Le Pégase dispose de deux moyens techniques pour tenter de retrouver l'épave : des sonars embarqués, et un robot sous-marin. Hier soir, ces nouvelles recherches n'avaient toujours rien donné.
Source : var matin
17 / 01 / 2002
Sujet : Soutien logistique à Dubai
Le sous-marin nucléaire d'attaque « Rubis », la frégate anti-sous-marine « La Motte-Picquet », le pétrolier ravitailleur « Meuse », les chasseurs de mines « Persée » et « Pégase », accompagnés de leur bâtiment de soutien « Loire », étaient à quai à Dubai les uns derrière les autres. Quant au bâtiment de commandement ravitailleur Var et au bâtiment de renseignements « Bougainville », tous deux sont actuellement en cale sèche pour une période d'entretien prévue de longue date.
Source : reuters
07 / 11 / 2001
Sujet : La France envoie des chasseurs de mines dans le Golfe
La France déploie actuellement des bâtiments de lutte contre les mines dans le Golfe, dans le cadre de la contribution française aux opérations américaines en Afghanistan, a déclaré le Premier ministre Lionel Jospin.

"Sont aujourd'hui déployés des moyens de renseignement aérien et de reconnaissance tels que les Mirage IV, des moyens navals d'escorte et de ravitaillement et, très récemment, un groupe de guerre des mines", a précisé le Premier ministre lors de la séance de question d'actualité à l'Assemblée nationale.

Ce groupe de "guerre des mines" est composé de trois bâtiments: ;la Loire, qui est le navire de commandement et de soutien français de la "Force de guerre des mines", ainsi que les chasseurs de mines ;Pégase et ;Persée, a indiqué un porte-parole du service de presse de la marine nationale.
Ces deux chasseurs de mines, dont les coques sont en matériaux composites, sont spécialisés dans la détection et la destruction de mines par des fonds de 10 à 80 mètres. Ils peuvent également assurer le guidage de convois dans des zones de navigation susceptibles d'êtres minées.

"Les bâtiments ont appareillé de Djibouti et sont actuellement en route vers le golfe arabo-persique", précise-t-on au Sirpa Marine. "Ils assurent la sûreté des approches maritimes dans la zone", a ajouté le porte-parole, soulignant que la France avait des compétences particulières dans le domaine de la lutte anti-mines.

La France a également déployé dans l'océan Indien des moyens de renseignement, en particulier un avion de type C-160 Gabriel, appareil spécialisé dans le recueil de renseignement électromagnétique et photographique, capable de voler à une altitude de 8.000 mètres, ainsi que des Mirage IV spécialisés dans les missions de reconnaissance.
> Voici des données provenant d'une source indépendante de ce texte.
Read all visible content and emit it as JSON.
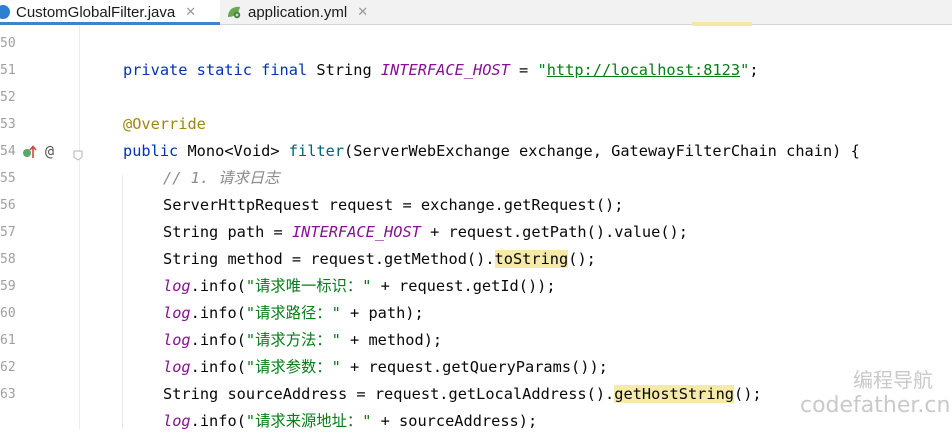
{
  "tabs": [
    {
      "label": "CustomGlobalFilter.java",
      "icon": "java-class-icon",
      "close": "✕"
    },
    {
      "label": "application.yml",
      "icon": "yaml-file-icon",
      "close": "✕"
    }
  ],
  "gutter": {
    "line_numbers": [
      "50",
      "51",
      "52",
      "53",
      "54",
      "55",
      "56",
      "57",
      "58",
      "59",
      "60",
      "61",
      "62",
      "63"
    ],
    "override_marker": "@"
  },
  "code": {
    "l51": {
      "kw": "private static final",
      "type": " String ",
      "const": "INTERFACE_HOST",
      "eq": " = ",
      "q1": "\"",
      "url": "http://localhost:8123",
      "q2": "\"",
      "end": ";"
    },
    "l53": {
      "annotation": "@Override"
    },
    "l54": {
      "kw": "public",
      "a": " Mono<Void> ",
      "fn": "filter",
      "b": "(ServerWebExchange exchange, GatewayFilterChain chain) {"
    },
    "l55": {
      "comment": "// 1. 请求日志"
    },
    "l56": {
      "text": "ServerHttpRequest request = exchange.getRequest();"
    },
    "l57": {
      "a": "String path = ",
      "const": "INTERFACE_HOST",
      "b": " + request.getPath().value();"
    },
    "l58": {
      "a": "String method = request.getMethod().",
      "hl": "toString",
      "b": "();"
    },
    "l59": {
      "field": "log",
      "a": ".info(",
      "str": "\"请求唯一标识：\"",
      "b": " + request.getId());"
    },
    "l60": {
      "field": "log",
      "a": ".info(",
      "str": "\"请求路径：\"",
      "b": " + path);"
    },
    "l61": {
      "field": "log",
      "a": ".info(",
      "str": "\"请求方法：\"",
      "b": " + method);"
    },
    "l62": {
      "field": "log",
      "a": ".info(",
      "str": "\"请求参数：\"",
      "b": " + request.getQueryParams());"
    },
    "l63": {
      "a": "String sourceAddress = request.getLocalAddress().",
      "hl": "getHostString",
      "b": "();"
    },
    "l64": {
      "field": "log",
      "a": ".info(",
      "str": "\"请求来源地址：\"",
      "b": " + sourceAddress);"
    }
  },
  "watermark": {
    "title": "编程导航",
    "url": "codefather.cn"
  },
  "colors": {
    "keyword": "#0033b3",
    "constant": "#871094",
    "string": "#067d17",
    "annotation": "#9e880d",
    "comment": "#8c8c8c",
    "highlight": "#f5eaa9"
  }
}
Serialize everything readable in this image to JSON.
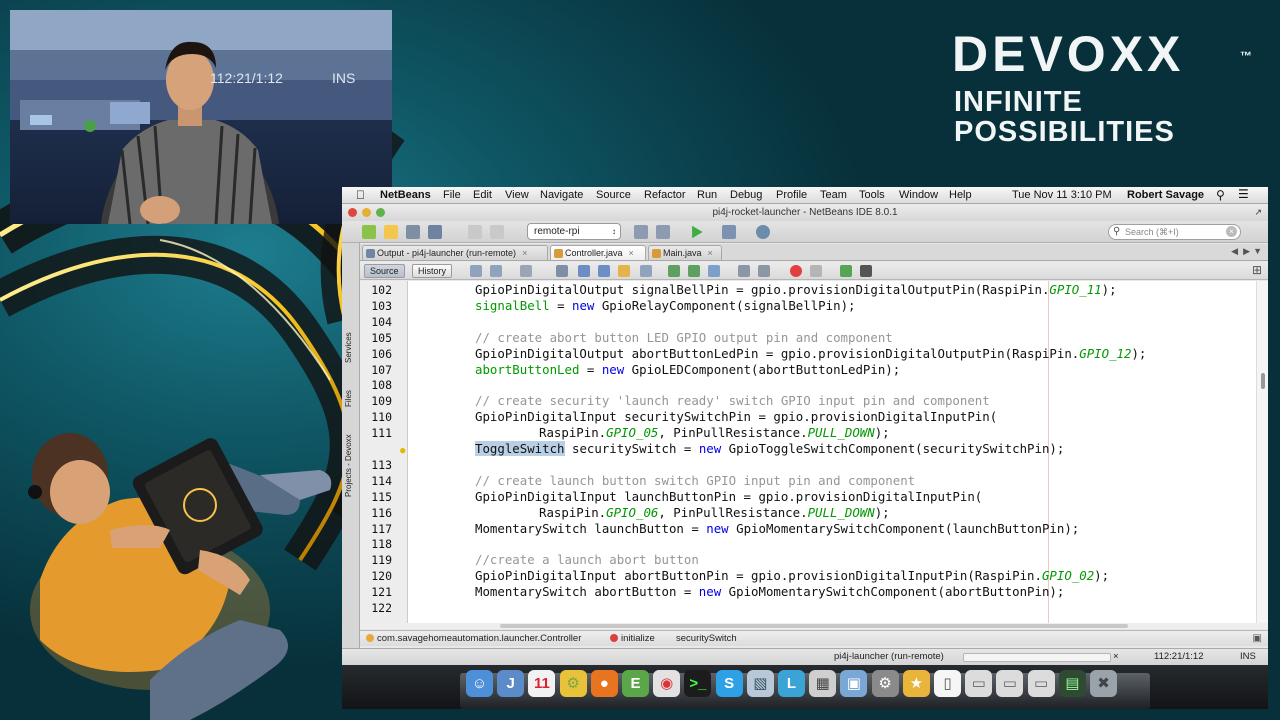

En matière maritime, la marine a ajouté récemment à son dispositif ;le Bougainville, bâtiment d'écoutes effectuant du renseignement électromagnétique, le seul de sa catégorie, qui relève de la Direction des renseignements militaires (DRM).

La France avait déjà mis deux bâtiments, la ;frégate Courbet et le ;pétrolier-ravitailleur Var, à la disposition de la coalition formée par les Etats-Unis pour lutter contre les réseaux d'Oussama ben Laden et le régime des taliban au pouvoir à Kaboul.

Peu après le déclenchement de la riposte, le 7 octobre, le ministre de la Défense, Alain Richard, avait indiqué par ailleurs que des officiers de renseignement français se trouvaient également "au contact" des forces d'opposition afghane de l'Alliance du Nord.